Pulmonary Rehabilitation May Improve 5-Year Survival in Interstitial Lung Disease
Pulmonary rehabilitation (PR) may be associated with improved medium-term survival among people with interstitial lung disease (ILD), according to a pooled analysis of randomized controlled trials published in Chest. Investigators found that while overall median survival did not differ between groups, participation in PR was linked to a significantly lower risk of mortality at 5 years, supporting its role in standard ILD care.
Study Findings
The study combined individual participant data from 2 previously published randomized controlled trials evaluating PR in ILD. A total of 182 participants were included, of whom 87 had idiopathic pulmonary fibrosis (IPF). The cohort was predominantly male (60%), with a mean age of 69 years. Baseline lung function was moderately impaired, with a mean forced vital capacity (FVC) of 76% predicted and carbon monoxide transfer factor of 48% predicted.
Participants were followed from the start of PR until death, lung transplantation, or censoring. Over the follow-up period, 62% of participants died, 6% underwent lung transplantation, 20% were alive, and 12% were lost to follow-up.
Median survival was 6.1 years (95% CI, 4.4–7.9) among those who completed PR compared with 4.7 years (95% CI, 3.4–6.0) in the control group. This difference was not statistically significant on unadjusted analysis.

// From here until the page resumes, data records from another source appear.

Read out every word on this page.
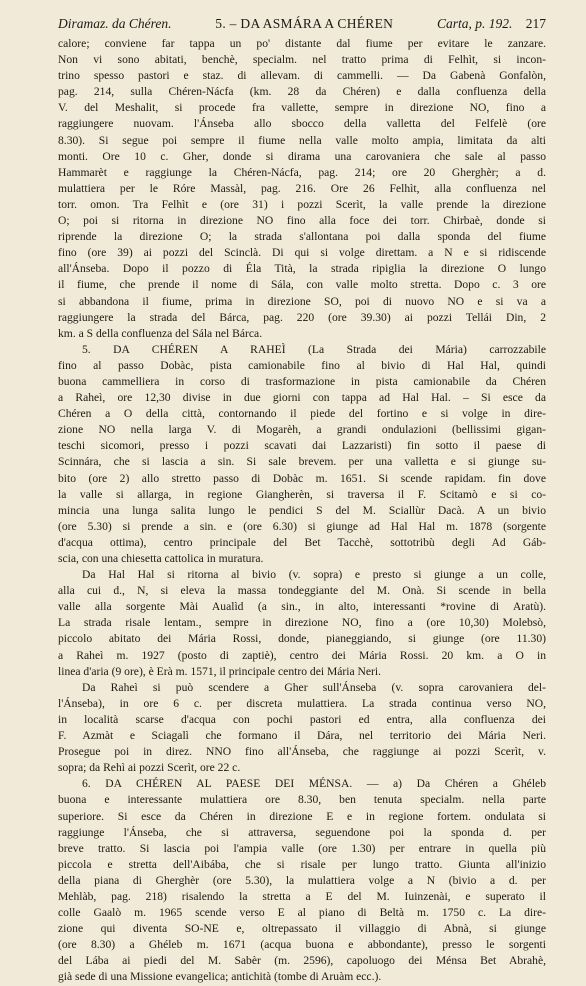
Diramaz. da Chéren.	5. – DA ASMÁRA A CHÉREN	Carta, p. 192. 217
calore; conviene far tappa un po' distante dal fiume per evitare le zanzare.
Non vi sono abitati, benchè, specialm. nel tratto prima di Felhìt, si incon-
trino spesso pastori e staz. di allevam. di cammelli. — Da Gabenà Gonfalòn,
pag. 214, sulla Chéren-Nácfa (km. 28 da Chéren) e dalla confluenza della
V. del Meshalit, si procede fra vallette, sempre in direzione NO, fino a
raggiungere nuovam. l'Ánseba allo sbocco della valletta del Felfelè (ore
8.30). Si segue poi sempre il fiume nella valle molto ampia, limitata da alti
monti. Ore 10 c. Gher, donde si dirama una carovaniera che sale al passo
Hammarèt e raggiunge la Chéren-Nácfa, pag. 214; ore 20 Gherghèr; a d.
mulattiera per le Róre Massàl, pag. 216. Ore 26 Felhìt, alla confluenza nel
torr. omon. Tra Felhìt e (ore 31) i pozzi Scerìt, la valle prende la direzione
O; poi si ritorna in direzione NO fino alla foce dei torr. Chirbaè, donde si
riprende la direzione O; la strada s'allontana poi dalla sponda del fiume
fino (ore 39) ai pozzi del Scinclà. Di qui si volge direttam. a N e si ridiscende
all'Ánseba. Dopo il pozzo di Éla Tità, la strada ripiglia la direzione O lungo
il fiume, che prende il nome di Sála, con valle molto stretta. Dopo c. 3 ore
si abbandona il fiume, prima in direzione SO, poi di nuovo NO e si va a
raggiungere la strada del Bárca, pag. 220 (ore 39.30) ai pozzi Tellái Din, 2
km. a S della confluenza del Sála nel Bárca.
5. DA CHÉREN A RAHEÌ (La Strada dei Mária) carrozzabile
fino al passo Dobàc, pista camionabile fino al bivio di Hal Hal, quindi
buona cammelliera in corso di trasformazione in pista camionabile da Chéren
a Raheì, ore 12,30 divise in due giorni con tappa ad Hal Hal. – Si esce da
Chéren a O della città, contornando il piede del fortino e si volge in dire-
zione NO nella larga V. di Mogarèh, a grandi ondulazioni (bellissimi gigan-
teschi sicomori, presso i pozzi scavati dai Lazzaristi) fin sotto il paese di
Scinnára, che si lascia a sin. Si sale brevem. per una valletta e si giunge su-
bito (ore 2) allo stretto passo di Dobàc m. 1651. Si scende rapidam. fin dove
la valle si allarga, in regione Giangherèn, si traversa il F. Scitamò e si co-
mincia una lunga salita lungo le pendici S del M. Sciallùr Dacà. A un bivio
(ore 5.30) si prende a sin. e (ore 6.30) si giunge ad Hal Hal m. 1878 (sorgente
d'acqua ottima), centro principale del Bet Tacchè, sottotribù degli Ad Gáb-
scia, con una chiesetta cattolica in muratura.
Da Hal Hal si ritorna al bivio (v. sopra) e presto si giunge a un colle,
alla cui d., N, si eleva la massa tondeggiante del M. Onà. Si scende in bella
valle alla sorgente Mài Aualìd (a sin., in alto, interessanti *rovine di Aratù).
La strada risale lentam., sempre in direzione NO, fino a (ore 10,30) Molebsò,
piccolo abitato dei Mária Rossi, donde, pianeggiando, si giunge (ore 11.30)
a Raheì m. 1927 (posto di zaptiè), centro dei Mária Rossi. 20 km. a O in
linea d'aria (9 ore), è Erà m. 1571, il principale centro dei Mária Neri.
Da Raheì si può scendere a Gher sull'Ánseba (v. sopra carovaniera del-
l'Ánseba), in ore 6 c. per discreta mulattiera. La strada continua verso NO,
in località scarse d'acqua con pochi pastori ed entra, alla confluenza dei
F. Azmàt e Sciagalì che formano il Dára, nel territorio dei Mária Neri.
Prosegue poi in direz. NNO fino all'Ánseba, che raggiunge ai pozzi Scerìt, v.
sopra; da Rehì ai pozzi Scerìt, ore 22 c.
6. DA CHÉREN AL PAESE DEI MÉNSA. — a) Da Chéren a Ghéleb
buona e interessante mulattiera ore 8.30, ben tenuta specialm. nella parte
superiore. Si esce da Chéren in direzione E e in regione fortem. ondulata si
raggiunge l'Ánseba, che si attraversa, seguendone poi la sponda d. per
breve tratto. Si lascia poi l'ampia valle (ore 1.30) per entrare in quella più
piccola e stretta dell'Aibába, che si risale per lungo tratto. Giunta all'inizio
della piana di Gherghèr (ore 5.30), la mulattiera volge a N (bivio a d. per
Mehlàb, pag. 218) risalendo la stretta a E del M. Iuinzenài, e superato il
colle Gaalò m. 1965 scende verso E al piano di Beltà m. 1750 c. La dire-
zione qui diventa SO-NE e, oltrepassato il villaggio di Abnà, si giunge
(ore 8.30) a Ghéleb m. 1671 (acqua buona e abbondante), presso le sorgenti
del Lába ai piedi del M. Sabèr (m. 2596), capoluogo dei Ménsa Bet Abrahè,
già sede di una Missione evangelica; antichità (tombe di Aruàm ecc.).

However, after adjustment for key baseline variables—including age, sex, FVC, 6-minute walk distance, exertional oxygen desaturation, and IPF diagnosis—completion of PR was associated with a 44% reduction in mortality risk at 5 years (hazard ratio, 0.56; 95% CI, 0.36–0.88; P = .01).

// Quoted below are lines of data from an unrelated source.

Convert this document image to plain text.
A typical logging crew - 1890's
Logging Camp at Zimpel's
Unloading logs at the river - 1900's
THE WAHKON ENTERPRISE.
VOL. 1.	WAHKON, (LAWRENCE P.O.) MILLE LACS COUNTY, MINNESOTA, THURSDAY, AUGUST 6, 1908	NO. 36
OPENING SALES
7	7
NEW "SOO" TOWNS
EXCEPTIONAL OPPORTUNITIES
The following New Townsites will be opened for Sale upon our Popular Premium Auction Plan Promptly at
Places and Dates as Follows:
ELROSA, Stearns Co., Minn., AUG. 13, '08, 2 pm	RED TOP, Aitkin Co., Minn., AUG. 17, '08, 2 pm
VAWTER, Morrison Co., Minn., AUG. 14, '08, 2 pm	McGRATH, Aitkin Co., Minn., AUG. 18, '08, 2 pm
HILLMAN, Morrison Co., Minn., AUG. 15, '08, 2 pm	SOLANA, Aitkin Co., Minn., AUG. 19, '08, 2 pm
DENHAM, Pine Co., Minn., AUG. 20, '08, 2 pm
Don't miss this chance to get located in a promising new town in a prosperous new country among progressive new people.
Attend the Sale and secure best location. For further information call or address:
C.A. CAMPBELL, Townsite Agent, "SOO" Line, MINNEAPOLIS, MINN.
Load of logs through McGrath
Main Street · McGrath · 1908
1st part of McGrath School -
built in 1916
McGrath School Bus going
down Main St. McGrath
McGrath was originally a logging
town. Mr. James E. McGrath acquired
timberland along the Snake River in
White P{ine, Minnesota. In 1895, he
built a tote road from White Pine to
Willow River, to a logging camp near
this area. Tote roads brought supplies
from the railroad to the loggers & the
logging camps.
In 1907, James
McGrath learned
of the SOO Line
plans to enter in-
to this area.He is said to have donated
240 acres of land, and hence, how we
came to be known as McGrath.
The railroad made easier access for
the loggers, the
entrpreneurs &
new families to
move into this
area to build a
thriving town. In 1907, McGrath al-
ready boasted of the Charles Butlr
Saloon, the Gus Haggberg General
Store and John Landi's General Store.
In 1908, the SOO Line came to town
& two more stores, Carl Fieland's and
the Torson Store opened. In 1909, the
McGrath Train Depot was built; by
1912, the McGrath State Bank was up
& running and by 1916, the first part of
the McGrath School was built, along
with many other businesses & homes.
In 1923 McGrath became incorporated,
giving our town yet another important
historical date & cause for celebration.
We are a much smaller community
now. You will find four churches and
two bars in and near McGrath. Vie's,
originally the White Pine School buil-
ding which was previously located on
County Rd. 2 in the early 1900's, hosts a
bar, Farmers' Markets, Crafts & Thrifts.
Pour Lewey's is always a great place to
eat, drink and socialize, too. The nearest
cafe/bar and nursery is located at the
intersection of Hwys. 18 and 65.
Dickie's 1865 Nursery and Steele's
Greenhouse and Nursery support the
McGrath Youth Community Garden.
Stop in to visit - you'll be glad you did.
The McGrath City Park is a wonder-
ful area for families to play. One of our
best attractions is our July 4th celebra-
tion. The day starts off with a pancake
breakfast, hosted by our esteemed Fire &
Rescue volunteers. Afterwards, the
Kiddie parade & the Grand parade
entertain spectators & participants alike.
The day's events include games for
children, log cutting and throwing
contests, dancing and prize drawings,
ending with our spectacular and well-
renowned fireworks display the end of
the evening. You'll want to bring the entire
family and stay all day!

At 10 years, survival did not differ between the PR and control groups, suggesting the survival benefit may be time-limited.
Clinical Implications
PR is already recommended for people with ILD based on evidence demonstrating improvements in exercise capacity, dyspnea, and quality of life. These new findings suggest that PR may also confer a survival advantage during the first 5 years after participation, even in a population with advanced age and significant functional impairment.

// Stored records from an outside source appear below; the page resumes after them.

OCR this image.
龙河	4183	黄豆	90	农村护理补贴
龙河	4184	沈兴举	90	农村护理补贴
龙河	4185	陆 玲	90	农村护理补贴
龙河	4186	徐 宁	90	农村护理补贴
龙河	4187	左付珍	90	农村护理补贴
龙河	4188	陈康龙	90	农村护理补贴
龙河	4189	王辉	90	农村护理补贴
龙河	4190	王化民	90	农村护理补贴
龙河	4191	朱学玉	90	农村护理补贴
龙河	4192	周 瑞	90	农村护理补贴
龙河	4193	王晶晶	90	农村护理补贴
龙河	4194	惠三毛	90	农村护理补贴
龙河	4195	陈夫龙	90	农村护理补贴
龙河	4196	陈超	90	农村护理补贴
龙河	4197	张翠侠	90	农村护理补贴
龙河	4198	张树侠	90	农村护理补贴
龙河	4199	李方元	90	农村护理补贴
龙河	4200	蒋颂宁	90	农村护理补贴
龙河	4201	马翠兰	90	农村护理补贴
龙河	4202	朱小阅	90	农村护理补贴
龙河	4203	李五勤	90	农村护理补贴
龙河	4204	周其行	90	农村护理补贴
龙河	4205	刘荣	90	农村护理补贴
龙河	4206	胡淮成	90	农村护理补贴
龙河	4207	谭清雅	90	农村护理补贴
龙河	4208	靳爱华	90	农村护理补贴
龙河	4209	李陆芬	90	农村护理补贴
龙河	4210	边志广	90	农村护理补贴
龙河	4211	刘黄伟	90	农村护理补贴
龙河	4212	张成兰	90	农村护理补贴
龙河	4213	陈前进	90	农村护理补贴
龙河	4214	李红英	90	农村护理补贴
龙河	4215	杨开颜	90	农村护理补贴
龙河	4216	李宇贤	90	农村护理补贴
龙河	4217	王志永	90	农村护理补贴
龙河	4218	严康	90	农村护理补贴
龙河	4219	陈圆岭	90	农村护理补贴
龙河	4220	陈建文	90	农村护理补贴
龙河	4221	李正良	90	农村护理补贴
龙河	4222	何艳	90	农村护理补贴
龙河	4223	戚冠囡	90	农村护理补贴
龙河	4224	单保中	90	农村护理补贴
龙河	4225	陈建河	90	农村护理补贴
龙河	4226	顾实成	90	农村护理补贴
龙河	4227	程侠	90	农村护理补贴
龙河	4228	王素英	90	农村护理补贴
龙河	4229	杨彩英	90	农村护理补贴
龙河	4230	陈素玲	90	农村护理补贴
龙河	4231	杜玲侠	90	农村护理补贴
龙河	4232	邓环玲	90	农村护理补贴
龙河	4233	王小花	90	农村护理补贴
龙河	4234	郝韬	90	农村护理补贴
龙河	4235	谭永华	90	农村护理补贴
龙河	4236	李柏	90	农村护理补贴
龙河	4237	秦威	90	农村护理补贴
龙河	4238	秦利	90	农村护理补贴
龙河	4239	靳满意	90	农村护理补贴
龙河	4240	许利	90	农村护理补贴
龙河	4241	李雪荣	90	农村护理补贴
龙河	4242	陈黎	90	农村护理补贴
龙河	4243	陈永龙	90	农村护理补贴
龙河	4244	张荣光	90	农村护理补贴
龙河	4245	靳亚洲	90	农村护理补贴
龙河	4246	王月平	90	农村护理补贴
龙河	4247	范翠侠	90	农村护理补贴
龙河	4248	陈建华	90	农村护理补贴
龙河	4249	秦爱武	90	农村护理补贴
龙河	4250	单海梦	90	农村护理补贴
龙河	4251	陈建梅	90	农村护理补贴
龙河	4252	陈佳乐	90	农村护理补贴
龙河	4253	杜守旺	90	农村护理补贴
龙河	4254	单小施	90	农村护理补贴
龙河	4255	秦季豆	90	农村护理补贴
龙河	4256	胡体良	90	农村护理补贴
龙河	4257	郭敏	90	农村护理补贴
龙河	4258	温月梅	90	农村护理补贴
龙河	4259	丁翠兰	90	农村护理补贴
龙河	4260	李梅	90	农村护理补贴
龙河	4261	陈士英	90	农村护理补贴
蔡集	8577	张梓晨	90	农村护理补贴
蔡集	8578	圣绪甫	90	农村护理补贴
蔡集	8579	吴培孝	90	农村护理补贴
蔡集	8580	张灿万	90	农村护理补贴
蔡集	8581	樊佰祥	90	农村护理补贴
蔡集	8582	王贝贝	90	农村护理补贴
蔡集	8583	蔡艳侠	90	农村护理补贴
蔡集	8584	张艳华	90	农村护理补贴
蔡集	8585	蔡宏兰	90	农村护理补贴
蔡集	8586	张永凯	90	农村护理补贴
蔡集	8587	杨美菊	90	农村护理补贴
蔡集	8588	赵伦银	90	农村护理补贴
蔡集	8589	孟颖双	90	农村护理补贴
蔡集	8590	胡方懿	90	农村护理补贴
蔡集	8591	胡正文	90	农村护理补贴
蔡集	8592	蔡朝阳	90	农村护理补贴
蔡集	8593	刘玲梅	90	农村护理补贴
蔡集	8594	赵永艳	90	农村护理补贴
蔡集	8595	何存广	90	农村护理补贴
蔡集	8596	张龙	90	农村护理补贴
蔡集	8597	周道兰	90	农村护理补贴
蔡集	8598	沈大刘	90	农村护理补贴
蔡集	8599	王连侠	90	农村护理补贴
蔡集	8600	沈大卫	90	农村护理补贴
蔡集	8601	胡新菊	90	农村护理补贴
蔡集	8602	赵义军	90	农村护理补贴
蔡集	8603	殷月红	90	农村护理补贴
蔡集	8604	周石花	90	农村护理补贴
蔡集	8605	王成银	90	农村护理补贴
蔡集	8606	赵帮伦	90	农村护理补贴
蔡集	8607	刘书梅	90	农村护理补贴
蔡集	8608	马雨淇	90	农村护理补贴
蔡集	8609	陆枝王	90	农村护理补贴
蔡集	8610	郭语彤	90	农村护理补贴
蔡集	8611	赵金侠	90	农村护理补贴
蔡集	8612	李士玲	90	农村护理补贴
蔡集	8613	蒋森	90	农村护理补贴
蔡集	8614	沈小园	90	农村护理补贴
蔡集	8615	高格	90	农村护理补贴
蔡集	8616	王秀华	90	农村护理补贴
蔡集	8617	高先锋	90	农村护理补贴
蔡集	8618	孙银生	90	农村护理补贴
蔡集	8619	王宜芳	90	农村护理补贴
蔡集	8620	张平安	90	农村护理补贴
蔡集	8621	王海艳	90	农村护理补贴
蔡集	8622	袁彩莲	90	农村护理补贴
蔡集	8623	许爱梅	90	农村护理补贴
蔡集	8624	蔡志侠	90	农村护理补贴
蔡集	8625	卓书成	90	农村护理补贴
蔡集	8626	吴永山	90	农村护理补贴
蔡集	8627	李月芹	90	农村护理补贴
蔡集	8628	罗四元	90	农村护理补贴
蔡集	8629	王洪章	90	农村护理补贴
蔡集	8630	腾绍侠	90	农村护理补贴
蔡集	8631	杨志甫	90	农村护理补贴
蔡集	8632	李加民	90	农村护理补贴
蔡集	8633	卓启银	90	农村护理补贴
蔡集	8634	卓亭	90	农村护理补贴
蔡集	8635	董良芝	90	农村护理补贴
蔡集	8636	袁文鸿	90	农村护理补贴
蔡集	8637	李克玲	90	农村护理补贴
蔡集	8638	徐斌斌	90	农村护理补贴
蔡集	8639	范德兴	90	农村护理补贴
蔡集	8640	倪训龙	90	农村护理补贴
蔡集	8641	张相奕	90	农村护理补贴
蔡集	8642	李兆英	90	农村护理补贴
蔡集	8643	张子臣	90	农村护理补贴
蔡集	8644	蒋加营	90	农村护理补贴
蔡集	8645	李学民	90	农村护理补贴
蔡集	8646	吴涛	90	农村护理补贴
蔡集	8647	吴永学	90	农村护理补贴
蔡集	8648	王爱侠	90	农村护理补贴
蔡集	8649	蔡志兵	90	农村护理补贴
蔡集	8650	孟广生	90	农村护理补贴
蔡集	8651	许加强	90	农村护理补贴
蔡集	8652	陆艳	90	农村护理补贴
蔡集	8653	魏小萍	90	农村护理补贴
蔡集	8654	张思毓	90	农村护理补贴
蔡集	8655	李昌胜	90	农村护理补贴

For clinicians managing ILD in the United States and other regions with access to structured PR programs, these data reinforce the importance of early referral and program completion. The observed mortality benefit persisted after adjustment for functional capacity and disease severity, suggesting that PR may influence outcomes through mechanisms beyond exercise tolerance alone, such as improved cardiovascular fitness, symptom self-management, or physical activity behaviors.This pooled analysis suggests that pulmonary rehabilitation may reduce 5-year mortality risk in people with interstitial lung disease. Alongside established functional benefits, the potential survival advantage strengthens the case for integrating PR into routine ILD management.
Reference
Dowman LM, Vainshelboim B, Holland AE. Impact of pulmonary rehabilitation on survival in people with interstitial lung disease. Chest. 2025;167(6):1696-1704.